Linguistic and Ethno-Cultural Information in the Turkic Monument of the XIX Century “Kyrgyz-Russian Dictionary” of 1897

Nurila Shaimerdinova

Linguistic and Ethno-Cultural Information in the Turkic Monument of the XIX Century “Kyrgyz-Russian Dictionary” of 1897

(63rd Annual Meeting Ulaanbaatar, 2021)

With the introduction of Islam to Steppe Eurasia, Altay, Turkic peoples for several centuries used Arabic graphics and Arabic language in their writing. However, in order to educate the people, get a secular education, and learn culture of Western countries, in the middle of XIX century, Turkic peoples, including Kazakh people, had to switch to Latin script or Cyrillic alphabet. Therefore, thanks to the Russian and Kazakh educators, primers, self-help books, dictionaries of the Kazakh language in Cyrillic are published in Russia, including the “Kyrgyz-Russian Dictionary”, published in Orenburg in 1897. In tsarist Russia, in order not to confuse the ethnonym Kazakh with Russian Cossacks, former serfs who fled to the south of Russia and formed Cossack military detachments, the Kazakhs of XVII-XIX centuries were called Kirghiz. Therefore, the “Dictionary” is called Kyrgyz, but it is based on the material of the Kazakh language and Kazakh culture.

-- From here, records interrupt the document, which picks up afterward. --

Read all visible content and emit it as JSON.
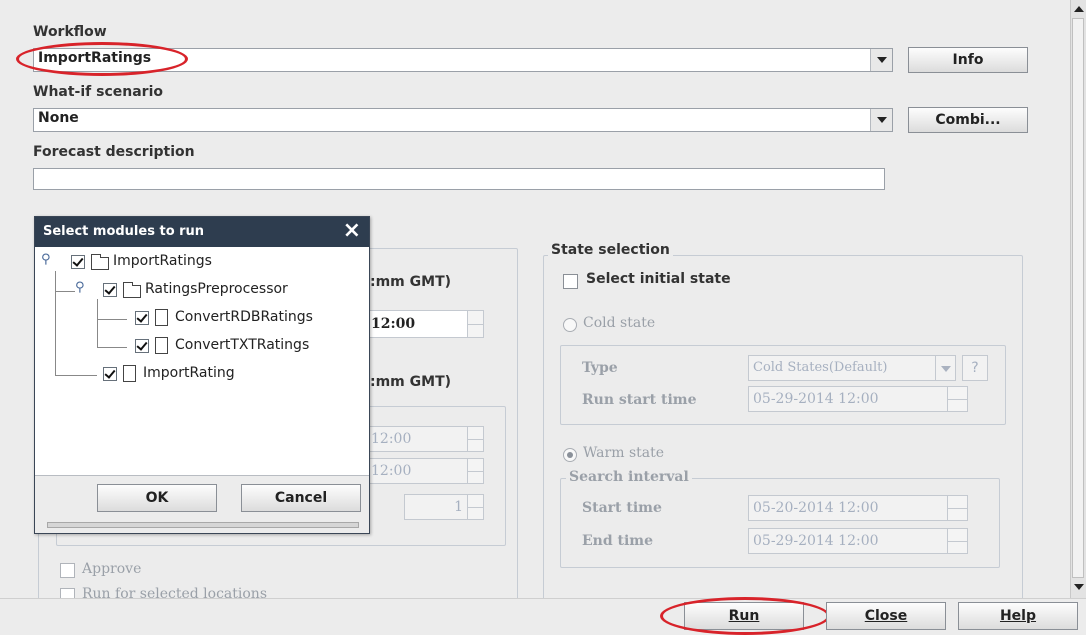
{
  "workflow": {
    "label": "Workflow",
    "value": "ImportRatings",
    "info_label": "Info"
  },
  "whatif": {
    "label": "What-if scenario",
    "value": "None",
    "combi_label": "Combi..."
  },
  "forecast": {
    "label": "Forecast description",
    "value": ""
  },
  "bg_labels": {
    "t0_suffix": ":mm  GMT)",
    "t1_suffix": ":mm  GMT)",
    "t0_value": "12:00",
    "d1": "12:00",
    "d2": "12:00",
    "count": "1"
  },
  "checks": {
    "approve": "Approve",
    "run_selected": "Run for selected locations"
  },
  "state": {
    "title": "State selection",
    "select_initial": "Select initial state",
    "cold": "Cold state",
    "type_label": "Type",
    "type_value": "Cold States(Default)",
    "help": "?",
    "run_start_label": "Run start time",
    "run_start_value": "05-29-2014 12:00",
    "warm": "Warm state",
    "search_interval": "Search interval",
    "start_label": "Start time",
    "start_value": "05-20-2014 12:00",
    "end_label": "End time",
    "end_value": "05-29-2014 12:00"
  },
  "modal": {
    "title": "Select modules to run",
    "close": "×",
    "tree": [
      {
        "label": "ImportRatings"
      },
      {
        "label": "RatingsPreprocessor"
      },
      {
        "label": "ConvertRDBRatings"
      },
      {
        "label": "ConvertTXTRatings"
      },
      {
        "label": "ImportRating"
      }
    ],
    "ok": "OK",
    "cancel": "Cancel"
  },
  "footer": {
    "run": "Run",
    "close": "Close",
    "help": "Help"
  },
  "colors": {
    "highlight": "#d8232a",
    "window_bg": "#ececec",
    "modal_title_bg": "#2e3d4f"
  }
}
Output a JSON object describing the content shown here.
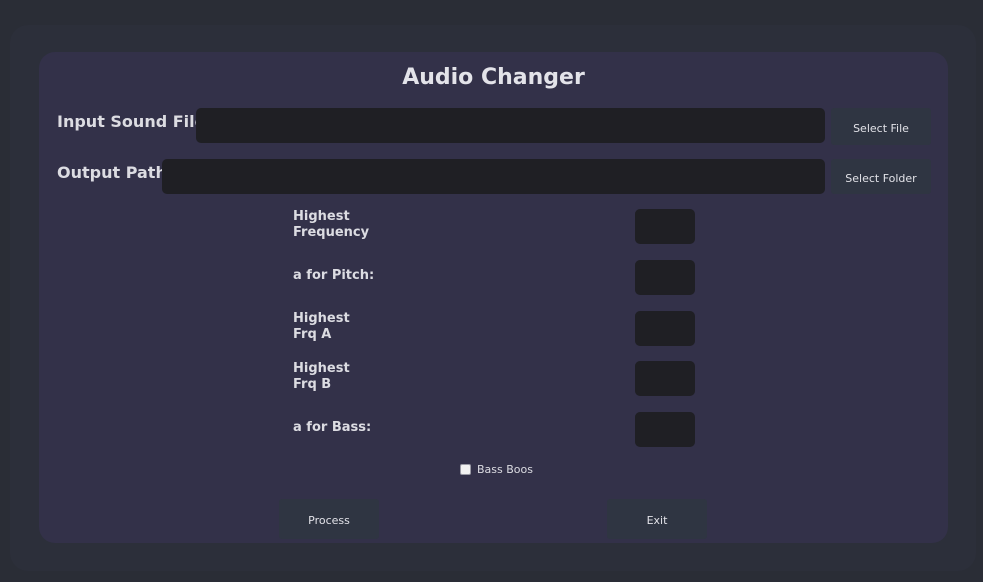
{
  "app": {
    "title": "Audio Changer"
  },
  "input_file": {
    "label": "Input Sound File",
    "value": "",
    "button_label": "Select File"
  },
  "output_path": {
    "label": "Output Path",
    "value": "",
    "button_label": "Select Folder"
  },
  "params": [
    {
      "label_lines": [
        "Highest",
        "Frequency"
      ],
      "value": ""
    },
    {
      "label_lines": [
        "a for Pitch:"
      ],
      "value": ""
    },
    {
      "label_lines": [
        "Highest",
        "Frq A"
      ],
      "value": ""
    },
    {
      "label_lines": [
        "Highest",
        "Frq B"
      ],
      "value": ""
    },
    {
      "label_lines": [
        "a for Bass:"
      ],
      "value": ""
    }
  ],
  "bass_boost": {
    "label": "Bass Boos",
    "checked": false
  },
  "actions": {
    "process_label": "Process",
    "exit_label": "Exit"
  },
  "colors": {
    "window_bg": "#2c2f3a",
    "panel_bg": "#333149",
    "field_bg": "#1f1f24",
    "button_bg": "#2f3542"
  }
}
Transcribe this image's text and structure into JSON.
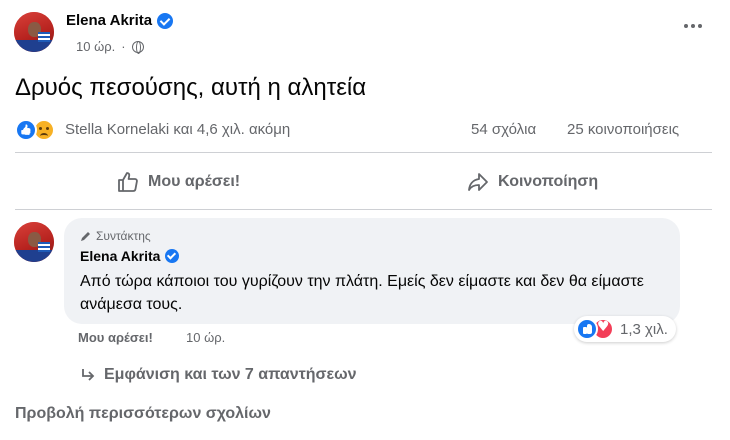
{
  "post": {
    "author": "Elena Akrita",
    "time": "10 ώρ.",
    "text": "Δρυός πεσούσης, αυτή η αλητεία",
    "reactions_text": "Stella Kornelaki και 4,6 χιλ. ακόμη",
    "comments_count": "54 σχόλια",
    "shares_count": "25 κοινοποιήσεις",
    "reaction_icons": [
      "like-icon",
      "sad-icon"
    ]
  },
  "actions": {
    "like_label": "Μου αρέσει!",
    "share_label": "Κοινοποίηση"
  },
  "comment": {
    "badge": "Συντάκτης",
    "author": "Elena Akrita",
    "text": "Από τώρα κάποιοι του γυρίζουν την πλάτη. Εμείς δεν είμαστε και δεν θα είμαστε ανάμεσα τους.",
    "like_label": "Μου αρέσει!",
    "time": "10 ώρ.",
    "reactions_count": "1,3 χιλ.",
    "reaction_icons": [
      "like-icon",
      "love-icon"
    ]
  },
  "replies": {
    "label": "Εμφάνιση και των 7 απαντήσεων"
  },
  "more_comments": {
    "label": "Προβολή περισσότερων σχολίων"
  },
  "colors": {
    "brand_blue": "#1877f2",
    "secondary_text": "#65676b",
    "bubble_bg": "#f0f2f5",
    "love_red": "#f33e58",
    "sad_yellow": "#f7b125"
  }
}
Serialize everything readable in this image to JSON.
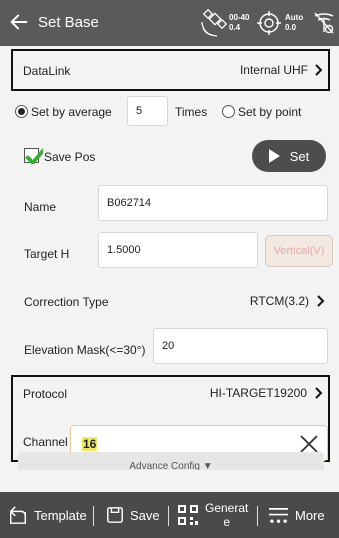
{
  "header": {
    "title": "Set Base",
    "sat_status": {
      "top": "00-40",
      "bottom": "0.4"
    },
    "gps_status": {
      "top": "Auto",
      "bottom": "0.0"
    }
  },
  "datalink": {
    "label": "DataLink",
    "value": "Internal UHF"
  },
  "start_mode": {
    "average_label": "Set by average",
    "average_value": "5",
    "times_label": "Times",
    "point_label": "Set by point",
    "selected": "average"
  },
  "save_pos": {
    "label": "Save Pos",
    "checked": true
  },
  "set_button": {
    "label": "Set"
  },
  "name": {
    "label": "Name",
    "value": "B062714"
  },
  "target_h": {
    "label": "Target H",
    "value": "1.5000",
    "mode_button": "Vertical(V)"
  },
  "correction": {
    "label": "Correction Type",
    "value": "RTCM(3.2)"
  },
  "elevation": {
    "label": "Elevation Mask(<=30°)",
    "value": "20"
  },
  "protocol": {
    "label": "Protocol",
    "value": "HI-TARGET19200"
  },
  "channel": {
    "label": "Channel",
    "value": "16"
  },
  "advance": {
    "label": "Advance Config ▼"
  },
  "toolbar": {
    "template": "Template",
    "save": "Save",
    "generate_line1": "Generat",
    "generate_line2": "e",
    "more": "More"
  },
  "colors": {
    "topbar": "#5a5a5a",
    "bottombar": "#4a4a4a",
    "check_green": "#3aaa35",
    "highlight": "#ebe86a",
    "vertical_text": "#f0a7a7"
  }
}
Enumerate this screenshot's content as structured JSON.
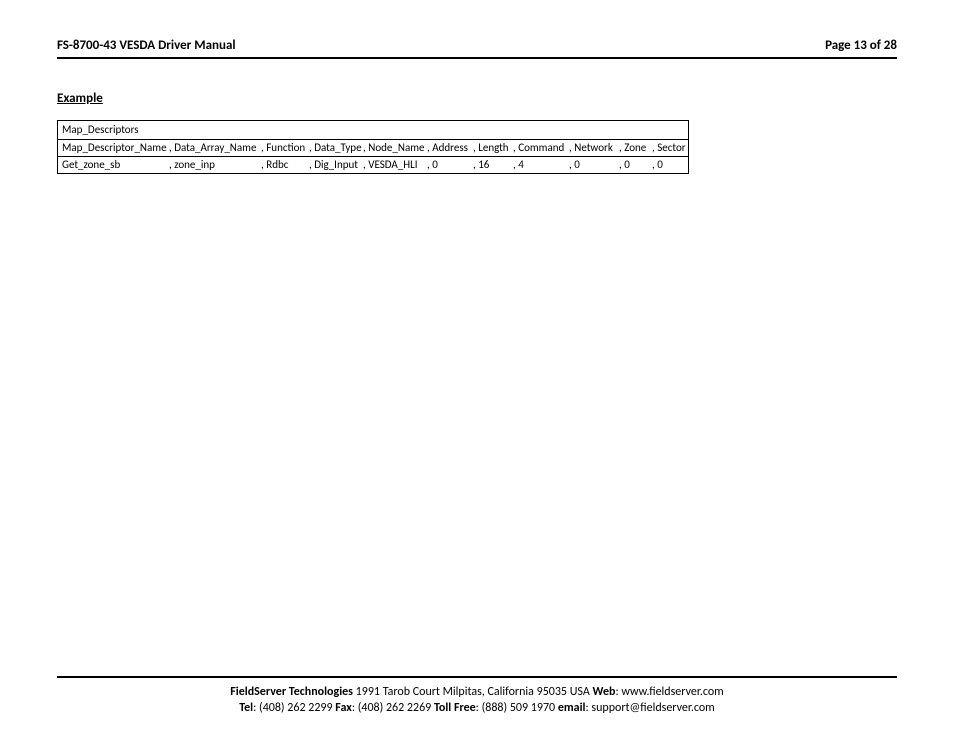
{
  "header": {
    "doc_title": "FS-8700-43 VESDA Driver Manual",
    "page_label": "Page 13 of 28"
  },
  "section": {
    "heading": "Example"
  },
  "table": {
    "title": "Map_Descriptors",
    "headers": [
      "Map_Descriptor_Name",
      ", Data_Array_Name",
      ", Function",
      ", Data_Type",
      ", Node_Name",
      ", Address",
      ", Length",
      ", Command",
      ", Network",
      ", Zone",
      ", Sector"
    ],
    "row": [
      "Get_zone_sb",
      ", zone_inp",
      ", Rdbc",
      ", Dig_Input",
      ", VESDA_HLI",
      ", 0",
      ", 16",
      ", 4",
      ", 0",
      ", 0",
      ", 0"
    ]
  },
  "footer": {
    "company": "FieldServer Technologies",
    "address": " 1991 Tarob Court Milpitas, California 95035 USA   ",
    "web_lbl": "Web",
    "web_val": ": www.fieldserver.com",
    "tel_lbl": "Tel",
    "tel_val": ": (408) 262 2299   ",
    "fax_lbl": "Fax",
    "fax_val": ": (408) 262 2269   ",
    "toll_lbl": "Toll Free",
    "toll_val": ": (888) 509 1970   ",
    "email_lbl": "email",
    "email_val": ": support@fieldserver.com"
  }
}
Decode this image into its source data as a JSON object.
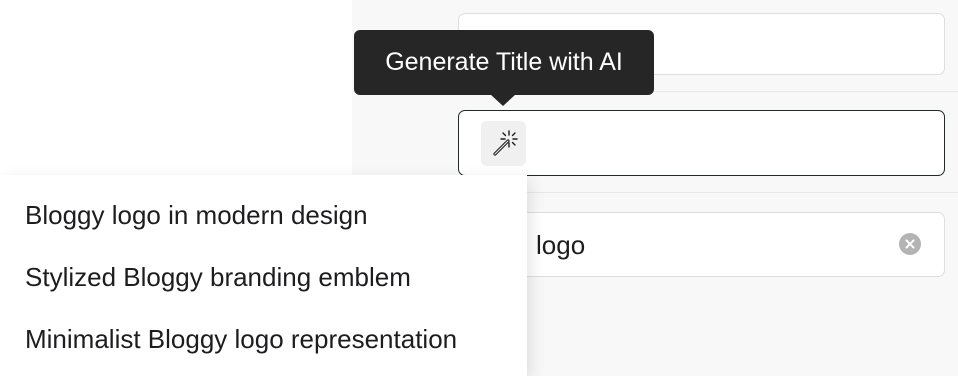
{
  "tooltip": {
    "text": "Generate Title with AI"
  },
  "fields": {
    "title_field_value": "",
    "alt_field_value": "logo"
  },
  "icons": {
    "ai_button": "magic-wand-icon",
    "clear_button": "clear-circle-icon"
  },
  "suggestions": [
    "Bloggy logo in modern design",
    "Stylized Bloggy branding emblem",
    "Minimalist Bloggy logo representation"
  ],
  "colors": {
    "tooltip_background": "#262626",
    "focused_border": "#1e2a26",
    "default_border": "#dedede",
    "clear_icon": "#b4b4b4"
  }
}
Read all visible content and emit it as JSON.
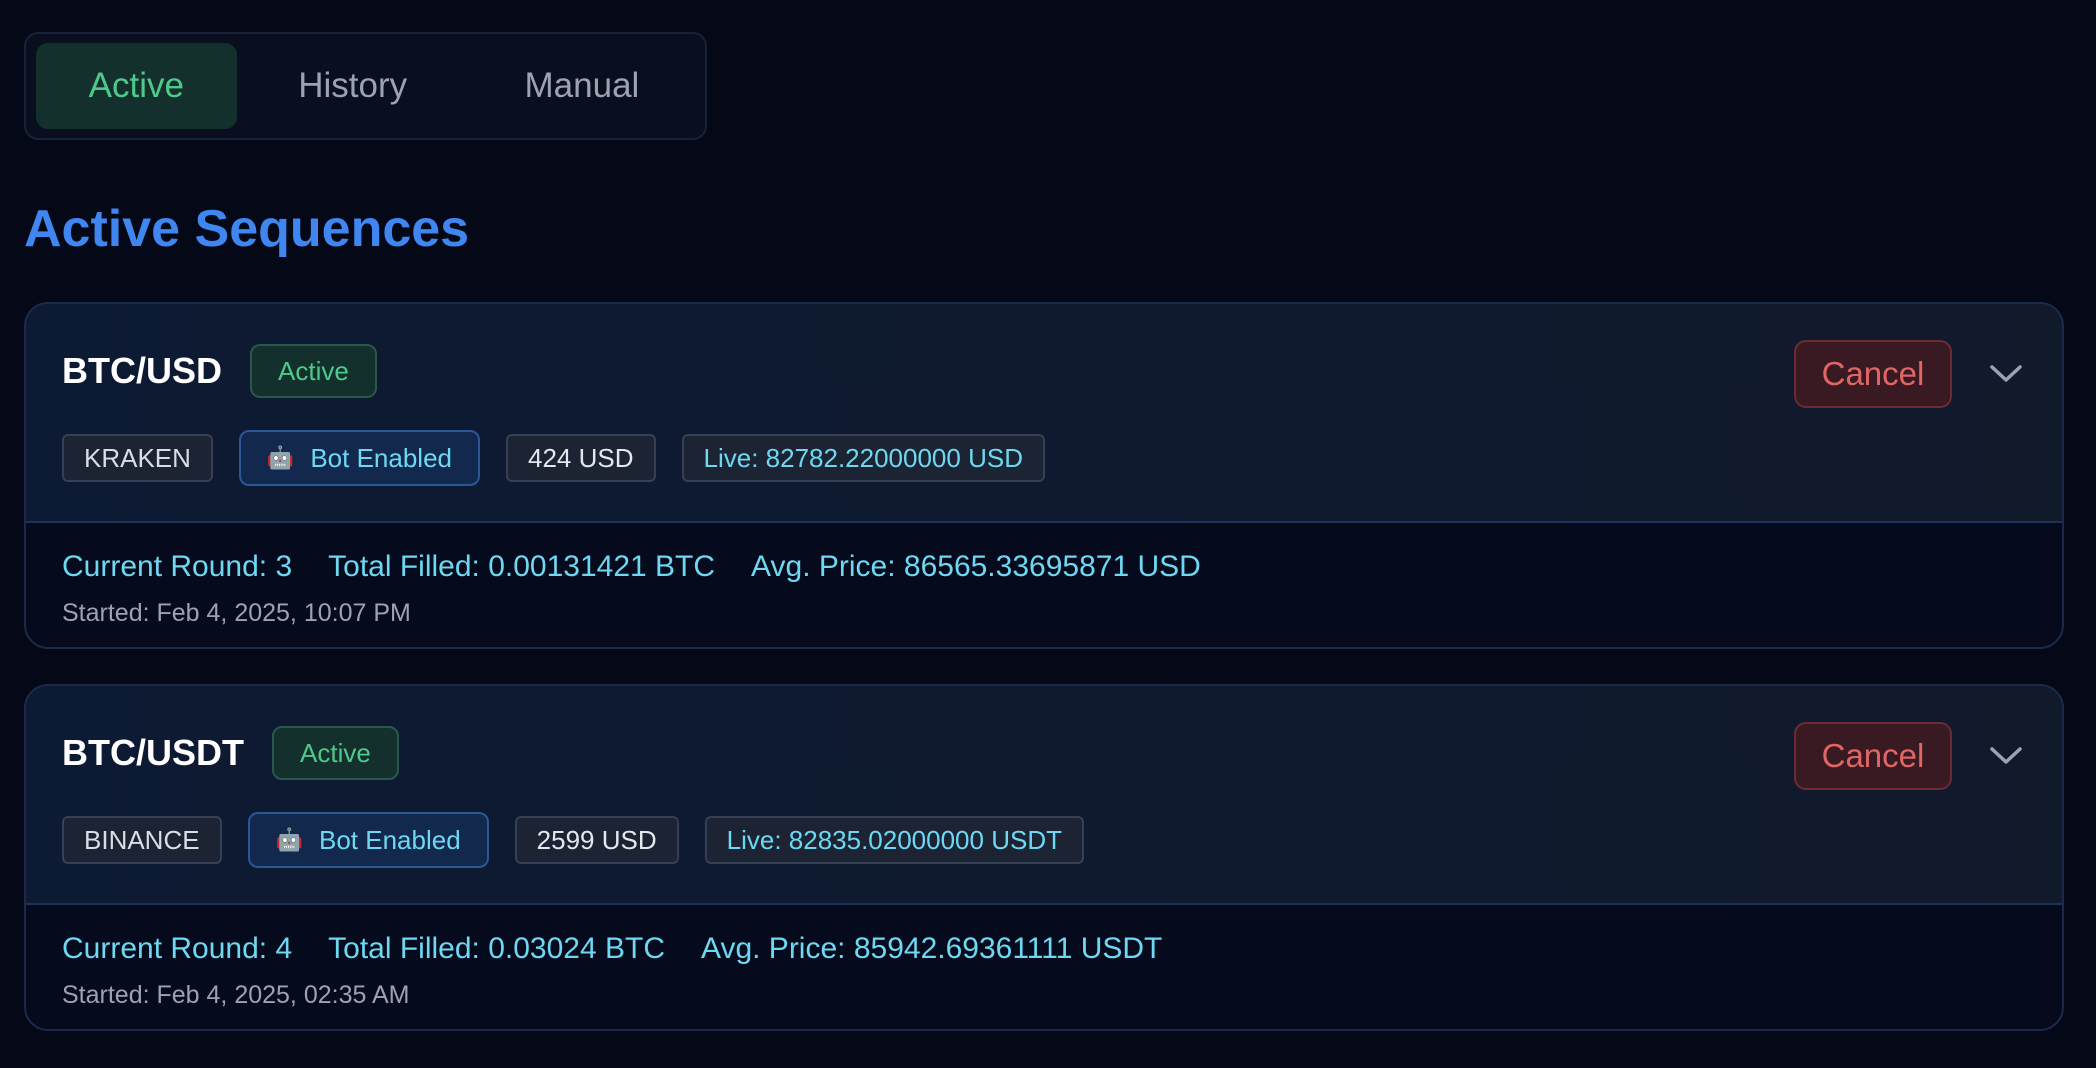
{
  "tabs": [
    {
      "label": "Active",
      "active": true
    },
    {
      "label": "History",
      "active": false
    },
    {
      "label": "Manual",
      "active": false
    }
  ],
  "section_title": "Active Sequences",
  "sequences": [
    {
      "pair": "BTC/USD",
      "status": "Active",
      "cancel_label": "Cancel",
      "exchange": "KRAKEN",
      "bot_label": "Bot Enabled",
      "amount": "424 USD",
      "live": "Live: 82782.22000000 USD",
      "current_round": "Current Round: 3",
      "total_filled": "Total Filled: 0.00131421 BTC",
      "avg_price": "Avg. Price: 86565.33695871 USD",
      "started": "Started: Feb 4, 2025, 10:07 PM"
    },
    {
      "pair": "BTC/USDT",
      "status": "Active",
      "cancel_label": "Cancel",
      "exchange": "BINANCE",
      "bot_label": "Bot Enabled",
      "amount": "2599 USD",
      "live": "Live: 82835.02000000 USDT",
      "current_round": "Current Round: 4",
      "total_filled": "Total Filled: 0.03024 BTC",
      "avg_price": "Avg. Price: 85942.69361111 USDT",
      "started": "Started: Feb 4, 2025, 02:35 AM"
    }
  ],
  "colors": {
    "background": "#040817",
    "accent_blue": "#3f86f0",
    "active_green": "#4fc98a",
    "cancel_red": "#e06666",
    "cyan_text": "#6ed8f2"
  },
  "icons": {
    "bot": "robot-icon",
    "expand": "chevron-down-icon"
  }
}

The vocabulary of the monument includes common words, an extensive group of obsolete words, semantics of which have undergone significant changes in the modern Kazakh language, and thematic words that reflect Kazakh worldview at turn of two centuries. Key concepts of the Kazakh worldview are associated with man, society and nature, which are revealed by us through differential, characteristic words-signs. The natural world includes the Kazakhs’ habitat, flora and fauna, including domestic animals, among which horse has a special status, which is a symbol of nomadic way of life of Kazakhs in past centuries.

The monument also describes Kazakh customs and rituals: the rite and customs, wedding customs in everyday life customs, burial rites, many of which found continuity in the culture of modern Turkic and Altay peoples.